The US will have more access to Canada’s dairy industry as a result of the new trade deal, although the Canadian dairy sector has asked for delays in the implementation of the deal until 2021, which would help farmers financially. The industry has prepared a list of recommendations, including compensation for farmers, should the new deal create further financial hardships.
We are learning lessons about the impact on supply chain and what we need to change or correct. Disruption of the supply chain showed the importance of being adaptable to unexpected changes in the market, while identifying emerging risks.
Emerging risks require a different approach. History tells us that events trigger a change and correction. COVID-19 is no exception. Almost overnight companies started to feel the effects in their supply chain, including:
– Too much concentration in a specific geographic region with no alternative sourcing options
– Too much reliance on any one supplier
– No inventory strategy
– No continuity planning
– No flexible logistics networks or service providers
– No investment in infrastructure to better understand risks – staffing shortages, flexible working arrangements, IT legacy systems
– Technology issues including data security, system stability and network sustainability
– Cash flow management disrupting financial stability
Emerging trends will evolve from the post-mortem and accelerate digital supply network capabilities and opportunities. Government and corporations can expect to see regulatory changes for customized products, artificial intelligence applications, block chain utilization. There will also be a re-evaluation of talent and skills, a shift in consumer expectations, adapting delivery models, and pivoting merger and acquisition strategies.
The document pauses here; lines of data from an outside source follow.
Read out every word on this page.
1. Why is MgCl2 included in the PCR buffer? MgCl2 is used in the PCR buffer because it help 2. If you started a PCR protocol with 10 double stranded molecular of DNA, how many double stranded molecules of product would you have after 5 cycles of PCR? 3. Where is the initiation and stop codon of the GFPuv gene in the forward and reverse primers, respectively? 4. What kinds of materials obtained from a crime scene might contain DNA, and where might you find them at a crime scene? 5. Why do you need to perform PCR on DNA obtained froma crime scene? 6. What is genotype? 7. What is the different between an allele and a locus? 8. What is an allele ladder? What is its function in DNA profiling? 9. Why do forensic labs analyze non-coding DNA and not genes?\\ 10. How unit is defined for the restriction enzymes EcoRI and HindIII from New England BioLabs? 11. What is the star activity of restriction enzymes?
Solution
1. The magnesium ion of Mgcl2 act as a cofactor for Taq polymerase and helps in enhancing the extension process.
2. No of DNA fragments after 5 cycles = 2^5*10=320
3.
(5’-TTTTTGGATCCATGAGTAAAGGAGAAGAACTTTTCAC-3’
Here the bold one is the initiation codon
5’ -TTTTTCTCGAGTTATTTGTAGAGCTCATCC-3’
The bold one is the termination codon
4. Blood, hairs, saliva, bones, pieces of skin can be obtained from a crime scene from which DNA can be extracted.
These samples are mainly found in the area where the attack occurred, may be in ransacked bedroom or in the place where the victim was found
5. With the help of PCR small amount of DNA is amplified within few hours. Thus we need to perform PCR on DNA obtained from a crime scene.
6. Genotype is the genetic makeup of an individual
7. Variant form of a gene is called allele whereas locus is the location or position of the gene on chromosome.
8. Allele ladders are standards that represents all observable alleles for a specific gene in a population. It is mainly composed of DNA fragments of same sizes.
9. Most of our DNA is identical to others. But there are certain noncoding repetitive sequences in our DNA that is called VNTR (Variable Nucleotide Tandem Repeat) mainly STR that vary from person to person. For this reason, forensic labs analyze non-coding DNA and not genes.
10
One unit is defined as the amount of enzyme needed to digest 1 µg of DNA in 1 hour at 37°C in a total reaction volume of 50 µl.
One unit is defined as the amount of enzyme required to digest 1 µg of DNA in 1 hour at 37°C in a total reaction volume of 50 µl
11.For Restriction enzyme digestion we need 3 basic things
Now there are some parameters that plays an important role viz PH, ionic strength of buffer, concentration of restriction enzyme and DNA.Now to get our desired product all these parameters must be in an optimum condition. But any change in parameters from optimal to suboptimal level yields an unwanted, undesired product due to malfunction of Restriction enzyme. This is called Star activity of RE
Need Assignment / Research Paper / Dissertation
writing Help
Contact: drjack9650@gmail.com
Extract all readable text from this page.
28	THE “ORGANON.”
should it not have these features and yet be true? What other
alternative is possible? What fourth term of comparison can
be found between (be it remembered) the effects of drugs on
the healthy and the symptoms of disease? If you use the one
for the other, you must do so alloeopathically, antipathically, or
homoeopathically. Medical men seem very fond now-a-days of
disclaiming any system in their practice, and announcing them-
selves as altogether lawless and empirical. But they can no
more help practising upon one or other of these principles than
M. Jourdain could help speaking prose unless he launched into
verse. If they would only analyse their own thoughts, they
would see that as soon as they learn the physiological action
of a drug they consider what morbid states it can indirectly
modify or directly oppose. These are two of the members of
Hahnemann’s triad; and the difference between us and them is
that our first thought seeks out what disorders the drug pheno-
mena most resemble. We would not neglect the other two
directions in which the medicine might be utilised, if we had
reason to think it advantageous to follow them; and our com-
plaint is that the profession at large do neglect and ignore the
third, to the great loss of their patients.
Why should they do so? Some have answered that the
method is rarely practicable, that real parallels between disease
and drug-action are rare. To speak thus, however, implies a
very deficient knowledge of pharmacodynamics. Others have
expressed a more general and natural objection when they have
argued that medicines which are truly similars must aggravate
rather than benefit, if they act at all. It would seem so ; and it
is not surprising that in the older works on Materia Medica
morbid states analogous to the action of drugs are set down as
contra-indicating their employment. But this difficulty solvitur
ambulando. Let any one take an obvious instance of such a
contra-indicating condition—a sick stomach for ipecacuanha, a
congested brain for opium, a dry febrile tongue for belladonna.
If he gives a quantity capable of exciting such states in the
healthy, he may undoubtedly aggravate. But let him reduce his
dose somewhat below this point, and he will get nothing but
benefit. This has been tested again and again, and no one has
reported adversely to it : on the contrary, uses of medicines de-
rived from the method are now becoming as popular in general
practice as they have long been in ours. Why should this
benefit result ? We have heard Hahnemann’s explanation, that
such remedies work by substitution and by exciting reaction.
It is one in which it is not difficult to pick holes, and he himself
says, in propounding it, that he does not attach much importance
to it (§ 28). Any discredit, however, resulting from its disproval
USMCA maintains the vast majority of North American trade will continue duty free. Much of the new agreement has been to standardize and modernize customs procedures throughout North America to facilitate the free flow of goods. There are important improvements to disciplines on technical barriers to trade that will make it easier for Canadian businesses to export goods within the CUSMA region. The agreement requires a formal review every six years and will ensure it remains relevant for years to come.
We will all need to prepare for the new normal and accept things will not be the same.